Il gioiellino di Andrea Molaioli: la recensione
Recensione di Il gioiellino di Andrea Molaioli.
Un gioiellino sì, ma di bigiotteria. Da pochi carati, senza pietruzze luccicanti. Questo è Il gioiellino, l’ultimo film di Andrea Molaioli, il quale ci aveva abbagliato con l’affascinante La ragazza del lago. Ispirandosi allo scandalo Parmalat, il regista confeziona una pellicola sui “trucchetti” finanziari per tenere in piedi un’azienda dei giorni nostri. Un caso particolare estendibile a livello universale. Una storia torbida e per questo reale. Ma non tutte le ciambelle della Leda riescono con il buco. Il film rimane freddo come gli ambienti che ci mostra, nonostante le buone capacità registiche di Molaioli, la straniante colonna sonora di Teardo e la fotografia del maestro Bigazzi. La linea rimane piatta, come un elettrocardiogramma privo di picchi di vita (compresa la scena di sesso tra Servillo e Felberbaum fuoriluogo e fuoritema nel detto-non-detto che inquadra tutto il film). Non c’è mai quel cambio di passo, di ritmo, che possa attanagliare l’attenzione dello spettatore per condurlo in terra piana verso un finale che lascia interdetti. Le ellissi spazio-temporali non aiutano la comprensione, anzi tutt’altro. La suspence e quell’atmosfera noir presente nel film d’esordio non si ripetono in questa seconda non-perla.
Comunque certamente degne di nota due sequenze: quella della creazione del falso in bilancio (“i soldi inventiamoceli”) e quella dello sbarazzamento delle carte dell’azienda, con fascicoli in bilico sui muretti delle scale interne, fogli che volano nel fiume e scatoloni scaricati ai cassonetti sparsi nella città.

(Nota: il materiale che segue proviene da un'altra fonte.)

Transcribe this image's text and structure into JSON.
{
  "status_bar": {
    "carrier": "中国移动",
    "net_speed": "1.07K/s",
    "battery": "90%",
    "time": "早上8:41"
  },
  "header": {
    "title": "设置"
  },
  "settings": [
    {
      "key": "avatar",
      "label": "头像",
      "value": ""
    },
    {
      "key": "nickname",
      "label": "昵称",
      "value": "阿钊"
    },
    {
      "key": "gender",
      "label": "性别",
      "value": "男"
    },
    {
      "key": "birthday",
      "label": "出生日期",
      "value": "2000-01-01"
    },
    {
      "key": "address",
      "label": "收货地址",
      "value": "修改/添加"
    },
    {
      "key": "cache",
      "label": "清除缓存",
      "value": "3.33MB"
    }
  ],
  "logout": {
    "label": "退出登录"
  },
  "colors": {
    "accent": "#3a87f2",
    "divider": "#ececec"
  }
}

In merito agli attori non mi scompongo troppo di fronte alla buona prova di Remo Girone, mentre batto le mani per Sarah Felberbaum che mostra di che pasta è fatta, liberandosi dalla pesante àncora televisiva de La figlia di Elisa di Rivombrosa. Pur essendo sempre un grande attore, a Toni Servilllo va solamente un mezzo applauso con tono ben più borghesotto e snob. La sua faccia è sempre la stessa, un volto lungo da cavallo che gioca sulle sopracciglia mobili e l’occhio lesso. Attendiamo una performance nuova, lontano dalle posture sorrentiniane. Ad esempio un bel ruolo in una commedia amara, pungente, brillante.